Once, village idiots threw clods of earth to show their displeasure. Now they have Twitter – a medium that allows a level playing field for all. It is causing all manner of confusion. One village idiot tweeted a thoroughly crass comment about the British Olympic diver, Tom Daley.
The Dorset constabulary, with thousands of unsolved cases, and perpetrators of real serious crimes yet to face charge, found time to knock on the door of said village idiot in order to enforce The Malicious Communications Act 1988. Who knew such an Act existed, or its enforcement so inconsistent – in this case a sledgehammer against a very small nut.
The Malicious Communications Act 1988 makes it illegal to send an electronic communication that conveys a grossly offensive message designed to hurt or induce anxiety. Since this particular tweet thousands of far more vicious tweets have been directed against the immature youth from Dorset. Should police forces be knocking on doors up and down the country in the name of consistency and justice?
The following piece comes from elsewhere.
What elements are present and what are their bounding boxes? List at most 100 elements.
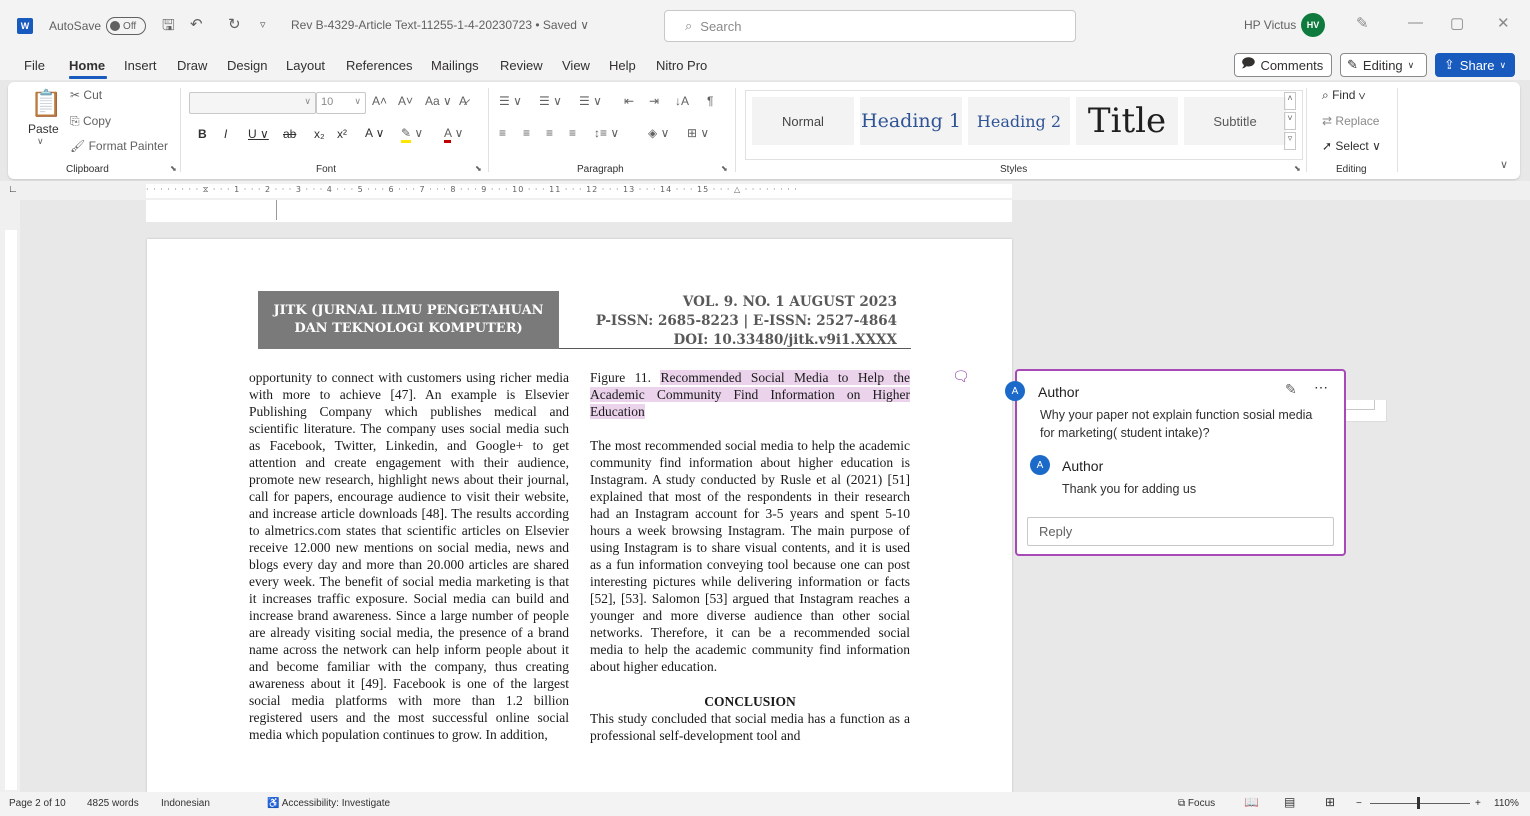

They won’t, but it does highlight the stupidity of the state trying to enforce ‘acceptable’ behaviour through legislation. It also highlights also a new and sinister force in the land - the techno-enhanced herd encouraged by media and state to enforce a collective outlook.
I didn’t enjoy every aspect of the Opening Ceremony, but I thought it a brilliant piece of theatre, and I was cheered that Danny Boyle stayed true to his vision. Well, one hapless Tory MP put his head over the parapet and said something different. He called it left-wing crap. You’d have thought he’d pissed on the Vatican altar, judging by the collective outrage this contrarian view aroused. Well why shouldn’t he say it? Is one man’s vision automatically right and another’s automatically wrong? Yes - but only in totalitarian states, theocracies or those cocooned in a ‘liberal consensus’.
Gore Vidal experienced consensus condemnation in the late 1950’s when his book The City and the Pillar depicted homosexuality in a non-judgemental way. A conservative ‘consensus’ sat on him. Vidal's next seven novels were studiously ignored by Time magazine, Newsweek and the New York Times. In Vidal’s words:
“I was carefully erased from the glittering history of American Literature. . . . Twenty years ago, there was an academic study of the five hundred — or was it five thousand? — truly great American novelists since the Second War. I was not of their company. I had slid down the page to a footnote.”
In such a climate, people learn without thinking to keep quiet. It is is a benign intolerance compared to a gulag culture, but intolerance it is. Storm-troopers, Red guards, or mobs brandishing pitchforks and BlackBerries - all righteous in ‘group think’ – they have no place in a grown-up culture.
In Gore Vidal’s words:
The corporate grip on opinion in the United States is one of the wonders of the Western World. No First World country has ever managed to eliminate so entirely from its media all objectivity — much less dissent. It is no less true in Britain today.